Britain is inoculating people with two vaccines—one made by U.S. pharma firm Pfizer and German company BioNTech, the other by U.K.-Swedish drugmaker AstraZeneca and Oxford University. It has also authorized a third, developed by Moderna.
It is giving the shots at doctors' offices, hospitals, pharmacies and vaccination centers set up in conference halls, sports stadiums and other large venues like Salisbury Cathedral. Thirty more locations are opening this week, including a former IKEA store and a museum of industrial history that was used as a set for the TV show "Peaky Blinders."
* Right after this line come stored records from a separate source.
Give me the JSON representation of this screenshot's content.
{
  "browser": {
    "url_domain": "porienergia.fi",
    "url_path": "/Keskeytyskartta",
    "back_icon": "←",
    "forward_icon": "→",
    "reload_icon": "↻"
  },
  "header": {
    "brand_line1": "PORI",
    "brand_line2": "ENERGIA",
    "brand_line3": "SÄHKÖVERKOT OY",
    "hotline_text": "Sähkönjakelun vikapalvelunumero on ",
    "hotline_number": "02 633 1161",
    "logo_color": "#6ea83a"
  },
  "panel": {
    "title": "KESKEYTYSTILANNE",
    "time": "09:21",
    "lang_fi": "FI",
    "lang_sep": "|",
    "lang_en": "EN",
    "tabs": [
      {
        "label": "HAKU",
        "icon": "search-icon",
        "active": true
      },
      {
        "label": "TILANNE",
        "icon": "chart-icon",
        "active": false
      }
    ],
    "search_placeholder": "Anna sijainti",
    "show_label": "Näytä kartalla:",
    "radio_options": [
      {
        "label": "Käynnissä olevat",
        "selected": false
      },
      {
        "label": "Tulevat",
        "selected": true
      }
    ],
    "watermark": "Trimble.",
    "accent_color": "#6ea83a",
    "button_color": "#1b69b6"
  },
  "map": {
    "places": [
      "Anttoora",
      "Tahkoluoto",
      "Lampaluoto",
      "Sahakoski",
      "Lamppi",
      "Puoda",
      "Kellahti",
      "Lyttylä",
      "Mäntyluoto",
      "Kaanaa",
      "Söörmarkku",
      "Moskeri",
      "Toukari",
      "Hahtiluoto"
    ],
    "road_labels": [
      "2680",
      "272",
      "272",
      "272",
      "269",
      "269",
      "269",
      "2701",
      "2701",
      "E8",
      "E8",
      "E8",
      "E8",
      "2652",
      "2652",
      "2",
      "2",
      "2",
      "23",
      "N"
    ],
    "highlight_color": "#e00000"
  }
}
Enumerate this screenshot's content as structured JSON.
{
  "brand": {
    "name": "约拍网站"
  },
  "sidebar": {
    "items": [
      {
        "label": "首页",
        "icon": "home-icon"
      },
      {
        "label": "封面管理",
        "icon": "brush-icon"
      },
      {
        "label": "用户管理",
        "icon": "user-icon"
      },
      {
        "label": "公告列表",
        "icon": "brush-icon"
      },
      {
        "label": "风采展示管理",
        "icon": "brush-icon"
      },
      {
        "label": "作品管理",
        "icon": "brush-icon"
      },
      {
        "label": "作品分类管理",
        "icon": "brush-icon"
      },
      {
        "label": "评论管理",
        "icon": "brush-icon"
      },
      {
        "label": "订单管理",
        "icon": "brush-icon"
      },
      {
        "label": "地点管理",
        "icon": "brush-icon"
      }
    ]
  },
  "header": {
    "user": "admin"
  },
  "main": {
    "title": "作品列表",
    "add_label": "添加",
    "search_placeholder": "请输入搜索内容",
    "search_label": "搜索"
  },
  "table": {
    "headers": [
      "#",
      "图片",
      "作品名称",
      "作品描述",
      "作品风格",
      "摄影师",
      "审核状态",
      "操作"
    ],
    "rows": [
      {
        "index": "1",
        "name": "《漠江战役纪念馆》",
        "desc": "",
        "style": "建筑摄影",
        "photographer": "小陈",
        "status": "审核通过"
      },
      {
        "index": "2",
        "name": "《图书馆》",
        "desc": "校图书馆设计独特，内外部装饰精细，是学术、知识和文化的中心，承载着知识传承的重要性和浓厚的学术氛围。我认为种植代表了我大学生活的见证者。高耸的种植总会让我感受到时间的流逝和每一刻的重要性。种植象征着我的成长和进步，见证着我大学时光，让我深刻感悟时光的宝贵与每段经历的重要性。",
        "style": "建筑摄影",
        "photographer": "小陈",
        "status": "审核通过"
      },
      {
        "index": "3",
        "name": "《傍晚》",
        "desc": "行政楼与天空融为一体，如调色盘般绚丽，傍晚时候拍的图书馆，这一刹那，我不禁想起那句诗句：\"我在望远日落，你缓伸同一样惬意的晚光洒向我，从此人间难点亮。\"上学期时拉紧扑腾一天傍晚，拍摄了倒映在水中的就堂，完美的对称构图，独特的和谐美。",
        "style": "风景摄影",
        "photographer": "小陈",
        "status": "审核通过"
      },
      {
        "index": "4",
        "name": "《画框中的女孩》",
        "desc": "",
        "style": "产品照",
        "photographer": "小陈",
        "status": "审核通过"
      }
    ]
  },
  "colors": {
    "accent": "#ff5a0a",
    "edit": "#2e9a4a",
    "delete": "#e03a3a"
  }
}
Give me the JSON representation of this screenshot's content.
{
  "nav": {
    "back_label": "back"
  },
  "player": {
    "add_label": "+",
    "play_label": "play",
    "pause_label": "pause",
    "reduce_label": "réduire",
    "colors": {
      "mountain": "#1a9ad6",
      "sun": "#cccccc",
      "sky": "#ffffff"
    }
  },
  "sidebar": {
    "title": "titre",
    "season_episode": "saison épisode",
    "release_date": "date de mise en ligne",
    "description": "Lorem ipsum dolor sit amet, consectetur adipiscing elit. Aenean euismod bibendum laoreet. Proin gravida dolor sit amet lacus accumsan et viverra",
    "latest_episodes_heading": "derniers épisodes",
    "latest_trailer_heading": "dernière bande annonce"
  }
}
Britain's vaccination campaign is a rare success in a country with Europe's worst confirmed coronavirus outbreak. The U.K. has recorded 97,939 deaths among people who tested positive, including 610 new deaths reported Sunday.
The U.K. is set within days to become the fifth country in the world to record 100,000 COVID-19 deaths, after the United States, Brazil, India and Mexico—all of which have much larger populations than Britain's 67 million people.
Some health experts have questioned the Conservative government's decision to give the two vaccine doses up to 12 weeks apart, rather than the recommended three weeks, in order to offer as many people as possible their first dose quickly.
AstraZeneca has said it believes a first dose of its vaccine offers protection after 12 weeks but Pfizer says it has not tested the efficacy of its jab after such a long gap.
The British Medical Association says the government should "urgently review" the policy.
But Anthony Harnden, deputy head of the government-advising Joint Committee on Immunization and Vaccination, defended the policy, saying the U.K. is in a "dire situation."
"Every dose of vaccine we give as a second dose, we'll be denying somebody their first dose at the moment and denying them very good protection," Harnden told Sky News. He said the policy of prioritizing first doses would "save thousands and thousands of lives."
Britain's latest surge is being fueled in part by a new virus variant first identified in southeast England, which scientists believe is more transmissible than the original strain. They also say it may be more lethal, though that evidence is weaker.
The British government has said it may tighten quarantine requirements for people arriving from abroad in an attempt to keep out other new variants discovered in South Africa and Brazil. Already travelers to Britain must self-isolate for 10 days, but enforcement is patchy. Authorities are considering requiring arrivals to stay in quarantine hotels like those set up in Australia and some other countries.
The U.K. is several weeks into a lockdown to try to slow the spread of the virus. Pubs, restaurants, gyms, entertainment venues and many shops are closed, and people are required to stay largely at home.
The lockdown rules will be reviewed on Feb. 15, but the government says it is too soon to think about easing the restrictions.
"There is early evidence that the lockdown is starting to bring cases down, but we are a long, long, long way from being low enough," Hancock said.